Certain Asthma Medications Discontinued

(June 17, 2011)

The U.S. Food and Drug Administration is gradually removing seven metered-dose inhalers (MDI) used to treat asthma and chronic obstructive pulmonary disease (COPD) from the U.S. marketplace. These inhalers contain ozone-depleting chlorofluorocarbons (CFCs), which are propellants that move medication out of the inhaler and into the lungs of patients. Alternative medications that do not contain CFCs are available. These medicines contain hydrofluoroalkanes, are called HFA’s and do not deplete the ozone.

Aerobid ® is the latest CFC inhaler and will be discontinued as of June 30, 2011. Aerobid ® is a long-term control medicine that helps keep you from having asthma symptoms. It works by reducing the swelling in your airways. When your airways swell they narrow inside, making it hard to breathe.

In order for your long-term control medicine to work, you need to take it every day as prescribed, even when you are feeling well.

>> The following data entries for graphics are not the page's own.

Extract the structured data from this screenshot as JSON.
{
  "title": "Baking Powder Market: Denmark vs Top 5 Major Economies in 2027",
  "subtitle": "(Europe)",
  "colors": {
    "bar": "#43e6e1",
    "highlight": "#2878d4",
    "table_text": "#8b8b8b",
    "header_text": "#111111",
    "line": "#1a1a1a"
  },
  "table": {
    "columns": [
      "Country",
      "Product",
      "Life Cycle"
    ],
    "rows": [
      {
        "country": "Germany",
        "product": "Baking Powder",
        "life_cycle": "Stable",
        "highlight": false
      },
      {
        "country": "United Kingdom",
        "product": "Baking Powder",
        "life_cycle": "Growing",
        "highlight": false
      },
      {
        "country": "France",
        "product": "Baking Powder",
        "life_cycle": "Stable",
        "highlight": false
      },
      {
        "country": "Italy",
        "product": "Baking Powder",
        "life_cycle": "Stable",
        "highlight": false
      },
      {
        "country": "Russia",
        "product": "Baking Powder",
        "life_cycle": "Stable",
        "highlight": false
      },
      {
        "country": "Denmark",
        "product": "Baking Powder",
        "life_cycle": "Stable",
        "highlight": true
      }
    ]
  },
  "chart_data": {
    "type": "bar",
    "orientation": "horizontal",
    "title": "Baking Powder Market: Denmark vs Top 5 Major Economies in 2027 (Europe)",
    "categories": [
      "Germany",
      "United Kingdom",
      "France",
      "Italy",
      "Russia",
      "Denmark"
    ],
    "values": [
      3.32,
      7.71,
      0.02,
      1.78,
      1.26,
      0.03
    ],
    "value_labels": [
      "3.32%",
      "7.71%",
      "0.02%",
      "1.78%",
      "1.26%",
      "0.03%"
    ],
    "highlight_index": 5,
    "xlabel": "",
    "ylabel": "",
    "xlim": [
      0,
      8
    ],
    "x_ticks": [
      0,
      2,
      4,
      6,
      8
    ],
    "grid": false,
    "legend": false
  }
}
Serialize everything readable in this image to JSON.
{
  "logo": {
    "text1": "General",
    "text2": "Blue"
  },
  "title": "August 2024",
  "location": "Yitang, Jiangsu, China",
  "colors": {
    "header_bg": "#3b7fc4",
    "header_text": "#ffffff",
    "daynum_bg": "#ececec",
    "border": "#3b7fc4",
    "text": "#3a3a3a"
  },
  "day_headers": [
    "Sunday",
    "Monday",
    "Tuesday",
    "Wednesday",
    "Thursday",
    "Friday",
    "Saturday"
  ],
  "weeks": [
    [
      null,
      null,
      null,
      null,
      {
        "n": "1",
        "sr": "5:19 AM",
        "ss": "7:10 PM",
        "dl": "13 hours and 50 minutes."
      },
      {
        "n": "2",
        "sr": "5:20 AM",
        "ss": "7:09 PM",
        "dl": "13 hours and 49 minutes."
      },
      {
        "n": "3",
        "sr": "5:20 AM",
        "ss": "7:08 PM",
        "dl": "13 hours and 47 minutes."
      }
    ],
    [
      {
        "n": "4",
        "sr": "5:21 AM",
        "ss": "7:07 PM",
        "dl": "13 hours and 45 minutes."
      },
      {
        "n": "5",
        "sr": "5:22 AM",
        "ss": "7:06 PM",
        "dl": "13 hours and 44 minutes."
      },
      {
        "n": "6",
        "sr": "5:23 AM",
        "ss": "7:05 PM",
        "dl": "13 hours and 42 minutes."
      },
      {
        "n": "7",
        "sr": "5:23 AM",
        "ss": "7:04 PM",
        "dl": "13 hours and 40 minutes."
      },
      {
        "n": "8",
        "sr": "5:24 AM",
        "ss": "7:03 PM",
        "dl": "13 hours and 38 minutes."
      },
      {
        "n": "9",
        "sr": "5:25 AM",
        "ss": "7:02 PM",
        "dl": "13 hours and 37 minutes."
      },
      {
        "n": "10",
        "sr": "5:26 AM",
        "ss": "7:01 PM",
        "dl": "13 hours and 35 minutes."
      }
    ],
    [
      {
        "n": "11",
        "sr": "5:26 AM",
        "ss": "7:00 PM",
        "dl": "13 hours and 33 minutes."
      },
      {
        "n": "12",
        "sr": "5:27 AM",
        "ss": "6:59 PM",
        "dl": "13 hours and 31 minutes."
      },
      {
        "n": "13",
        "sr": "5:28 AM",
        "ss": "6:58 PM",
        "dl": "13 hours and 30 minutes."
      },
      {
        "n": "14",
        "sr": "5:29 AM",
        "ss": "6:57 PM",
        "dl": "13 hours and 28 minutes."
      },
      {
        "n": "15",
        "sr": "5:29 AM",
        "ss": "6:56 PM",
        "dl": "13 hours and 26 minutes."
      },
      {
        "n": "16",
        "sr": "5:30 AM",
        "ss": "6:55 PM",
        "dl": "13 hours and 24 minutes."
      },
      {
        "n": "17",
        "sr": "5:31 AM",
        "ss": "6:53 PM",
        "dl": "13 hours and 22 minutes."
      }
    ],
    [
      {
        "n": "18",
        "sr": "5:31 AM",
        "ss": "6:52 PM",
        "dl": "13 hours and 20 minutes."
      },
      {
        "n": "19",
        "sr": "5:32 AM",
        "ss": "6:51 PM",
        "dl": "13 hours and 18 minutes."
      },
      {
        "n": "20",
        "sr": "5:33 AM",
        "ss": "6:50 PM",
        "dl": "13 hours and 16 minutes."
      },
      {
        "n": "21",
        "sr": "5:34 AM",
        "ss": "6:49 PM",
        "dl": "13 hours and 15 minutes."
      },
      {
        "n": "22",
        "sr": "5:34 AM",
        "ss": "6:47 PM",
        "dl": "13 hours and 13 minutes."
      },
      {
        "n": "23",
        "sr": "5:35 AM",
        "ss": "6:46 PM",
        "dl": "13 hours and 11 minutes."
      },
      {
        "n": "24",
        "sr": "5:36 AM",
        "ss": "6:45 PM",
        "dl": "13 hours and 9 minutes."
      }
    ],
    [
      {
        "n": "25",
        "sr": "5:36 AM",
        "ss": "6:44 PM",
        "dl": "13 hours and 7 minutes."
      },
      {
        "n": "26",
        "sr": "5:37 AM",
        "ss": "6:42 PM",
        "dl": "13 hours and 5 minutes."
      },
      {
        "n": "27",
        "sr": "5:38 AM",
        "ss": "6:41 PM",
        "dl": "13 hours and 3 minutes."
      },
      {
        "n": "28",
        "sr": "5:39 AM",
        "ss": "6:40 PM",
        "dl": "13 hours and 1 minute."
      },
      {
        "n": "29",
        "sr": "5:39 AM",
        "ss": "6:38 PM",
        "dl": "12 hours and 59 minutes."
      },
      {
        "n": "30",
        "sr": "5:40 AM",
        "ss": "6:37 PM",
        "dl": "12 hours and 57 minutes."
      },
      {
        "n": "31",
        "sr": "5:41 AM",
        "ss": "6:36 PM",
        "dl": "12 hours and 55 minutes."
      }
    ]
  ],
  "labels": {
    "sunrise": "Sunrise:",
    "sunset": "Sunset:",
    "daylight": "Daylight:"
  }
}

If you are currently taking Aerobid ®, it is important that you talk to your health care provider before June 30th to find a new medicine that you can start taking right away to avoid worsening symptoms and keep your asthma in good control.

Click to learn more about asthma medicines.

Primatene® Mist, the only asthma medicine available over-the-counter, is also being discontinued and will no longer be available after December 31st, 2011. Primatene® Mist is a quick-relief medication that helps relieve asthma symptoms when you are having an asthma episode, or attack. Symptoms include shortness of breath, wheezing, coughing or a tight feeling in your chest. Since you never know when or where you may experience asthma symptoms, everyone with asthma should have a quick-relief inhaler with them at all times. It is important that you talk with your health care provider to find a quick-relief inhaler that is right for you.

Millions of Americans have trouble affording prescription medicines.  Fortunately, there are services available that can help.

If you are using Aerobid® or Primatene Mist, follow these steps to ensure you have the best replacement medicines to keep your asthma in good control:

  • Call your health care provider and ask for a 30 minute appointment.

    Asthma patients who spend as little at 30 minutes with a health care professional to develop a personal management plan are better able to stick to their treatment plan, and experience better symptom control, according to a study by a team of researchers at the University of California, San Francisco .  Get the most out of your next doctor visit by Making Your Medical Care Visits More Satisfying.

  • Create an asthma action plan.

    An asthma action plan is a written, individualized worksheet that lists your asthma medicines, their correct dosage and when to take them. It provides guidance on what to do when asthma symptoms get worse, and what to do during a breathing emergency. Click here to download an Asthma Action Plan (Español) that you can take to your next health care visit.

  • Learn how to take your medicine correctly.

    All asthma inhalers are not the same. To get the most medicine out of your new inhaler you may need to breathe-in (inhale) differently. Ask your health care provider to watch you use your inhaler to make sure you are doing it correctly.

  • Use a valved holding chamber or spacer.

    A valved holding chamber or spacer is a device that is placed on the mouthpiece of your quick relief inhaler. When used, they create “space” between your mouth and the medicine. This space helps the medicine break into smaller droplets. The smaller droplets can move easier and deeper into your lungs when you breathe in your medicine. There are several types to choose from and are available by prescription only, so ask your health care provider which device may work best for you.

Four of the seven medicines were discontinued in 2010: Tilade®, Alupent®, Azmacort® and Intal®. Combivent® and Maxair Autohaler® will be discontinued in 2013.


Study findings are published in the April 2009 issue of The Journal of Allergy and Clinical Immunology.